Friday, September 10, 2010

event handling with message queue on top of pipes: part 2

The previous part stopped just before going into the details of sending and receiving mechanism.
It's implied that each sent message should receive an ACK from the handler when it was processed. This piece of information could be embedded in the handler response or sent back as a dedicated message if there's no answer expected. ACK should indicate that the handler finished processing the message. The sender can indicate if the ACK is not needed at all.
On one hand this kind of information could be used by sender to conclude whether message processing is complete. On other hand it's possible to statistically conclude how much time it takes the handler to process specific message. Though this information is not used in current rough implementation it could be accounted for probabilistic scheduling.

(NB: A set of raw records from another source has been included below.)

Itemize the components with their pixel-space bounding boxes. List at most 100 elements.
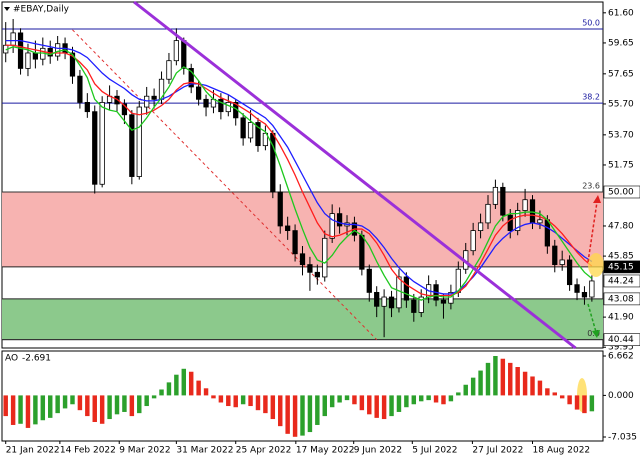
ao-bar — [522, 371, 528, 396]
price-label-box — [603, 333, 640, 346]
zone — [2, 298, 603, 340]
ao-bar — [537, 380, 543, 396]
moving-average — [5, 44, 593, 297]
candle-body — [440, 299, 447, 304]
title-icon — [4, 7, 10, 11]
ao-bar — [307, 395, 313, 433]
candle-body — [374, 291, 380, 307]
ao-bar — [367, 395, 372, 415]
candle-body — [329, 213, 335, 239]
candle-body — [566, 259, 573, 286]
candle-body — [151, 95, 157, 100]
ao-bar — [285, 395, 290, 434]
ao-bar — [25, 395, 31, 428]
ao-bar — [545, 388, 550, 396]
candle-body — [77, 75, 83, 103]
ao-bar — [559, 395, 565, 399]
ao-bar — [426, 395, 431, 401]
ao-last: -2.691 — [22, 354, 51, 364]
candle-body — [69, 52, 76, 77]
candle-body — [507, 214, 513, 232]
candle-body — [418, 296, 424, 313]
candle-body — [55, 43, 61, 57]
ao-bar — [99, 395, 105, 424]
ao-bar — [255, 395, 261, 411]
ao-bar — [270, 395, 276, 420]
ao-bar — [582, 395, 587, 414]
ao-bar — [322, 395, 327, 417]
fib-label: 38.2 — [582, 93, 600, 102]
fib-label: 0.0 — [587, 329, 600, 338]
y-tick-label: 41.90 — [608, 313, 634, 323]
candle-body — [136, 106, 142, 177]
ao-bar — [404, 395, 409, 408]
candle-body — [307, 264, 313, 273]
x-tick-label: 17 May 2022 — [296, 446, 355, 456]
ao-bar — [248, 395, 253, 407]
x-tick-label: 25 Apr 2022 — [236, 446, 292, 456]
ao-bar — [114, 395, 120, 415]
x-tick-label: 14 Feb 2022 — [60, 446, 116, 456]
ao-bar — [433, 395, 439, 403]
y-tick-label: 57.65 — [608, 69, 634, 79]
fib-label: 23.6 — [582, 181, 600, 190]
y-tick-label: 59.65 — [608, 38, 634, 48]
candle-body — [188, 68, 194, 88]
ao-bar — [530, 376, 535, 396]
ao-bar — [448, 395, 454, 402]
x-tick-label: 5 Jul 2022 — [412, 446, 457, 456]
ao-bar — [485, 362, 491, 396]
candle-body — [84, 102, 90, 113]
ao-bar — [159, 389, 164, 396]
candle-body — [396, 276, 402, 309]
ao-bar — [418, 395, 424, 402]
ao-bar — [463, 384, 468, 396]
ao-bar — [144, 395, 149, 407]
candle-body — [403, 276, 410, 301]
ao-bar — [174, 374, 179, 396]
ao-bar — [478, 370, 483, 396]
ao-bar — [315, 395, 320, 425]
candle-body — [17, 32, 24, 69]
candle-body — [255, 122, 261, 147]
ao-bar — [381, 395, 387, 420]
ao-bar — [226, 395, 231, 407]
candle-body — [448, 291, 454, 304]
candle-body — [247, 122, 254, 139]
ao-bar — [40, 395, 46, 421]
candle-body — [92, 111, 98, 185]
y-tick-label: 55.70 — [608, 99, 634, 109]
ao-bar — [567, 395, 572, 405]
y-tick-label: 53.70 — [608, 130, 634, 140]
moving-average — [5, 46, 593, 301]
candle-body — [299, 253, 306, 265]
candle-body — [225, 102, 231, 113]
ao-bar — [92, 395, 97, 423]
ao-bar — [411, 395, 417, 405]
candle-body — [10, 32, 16, 46]
fib-label: 50.0 — [582, 19, 600, 28]
candle-body — [129, 114, 135, 177]
arrow-down-head — [592, 330, 600, 338]
ao-bar — [456, 392, 461, 396]
ao-bar — [33, 395, 38, 425]
ao-bar — [470, 377, 476, 396]
ao-bar — [10, 395, 16, 425]
candle-body — [195, 86, 202, 100]
candle-body — [522, 199, 528, 211]
price-label-box — [603, 274, 640, 288]
y-tick-label: 39.95 — [608, 343, 634, 353]
ao-bar — [55, 395, 60, 414]
candle-body — [381, 296, 387, 307]
ao-bar — [122, 395, 127, 412]
y-tick-label: 51.75 — [608, 160, 634, 170]
candle-body — [166, 60, 172, 80]
candle-body — [144, 95, 150, 108]
ao-bar — [352, 395, 357, 405]
x-tick-label: 31 Mar 2022 — [176, 446, 233, 456]
ao-bar — [493, 356, 498, 396]
candle-body — [589, 280, 595, 298]
x-tick-label: 27 Jul 2022 — [472, 446, 523, 456]
candle-body — [537, 219, 543, 224]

The prototype of routine for sending message is straightforward:

mq_enqueue_request(struct mq *mq,
                   struct mq_request *req,
                   int broadcast)
It accepts message queue descriptor as a first argument and message itself as a second. Third argument states whether the message should be delivered to all handlers or just to one. The function return a cookie which could be used by caller to obtain the answer(or ACK) from the handler.
If the request is not a broadcast mq_enqueue_request searches for the handler with the shortest message backlog. Also this routine is trying to find a handler writing to whose pipe will not block. However if all pipes are full this would be a blockable operation.

Aforementioned poll thread is used to avoid blocks in handlers on writing the responses(or ACKs) back. The thread is iterating over handlers' pipes gathering the responses and putting them into the list. Each response has its lifetime after which the resources would be freed.
In kernels prior to 2.6.35 there was no way to configure pipe length however now it possible via F_SETPIPE_SZ fcntl(the max size for non-root owners is limited by /proc/sys/fs/pipe-max-size). Since this thread is fetching messages from pipes on regular basis there's no need to set big pipe size. Current upper bound of 1MB is big enough to hold thousands of short messages and this could be limited to few KB unless big messages are not required.

Collecting responses into a dedicated list is also needed for obtaining the responses by a caller
since pipes are not iterative. Once data read from the pipe it's not possible to write it back(to be more precise it's possible but for iterating over the pipe all messages should be read and then written back - the overhead is to big in this case and also requires some synchronization mechanism to guard the write end of the pipe). mq_get_response is used to fetch the response from the global list:
struct mq_response *
mq_get_response(struct mq *mq,
                mq_cookie cookie)
Second argument, cookie, is a response identifier returned by mq_enqueue_request. If the message is not in the list of the already fetched responses this routine will return NULL. At the moment there is no way to say whether the response is still on the way or it was already purged.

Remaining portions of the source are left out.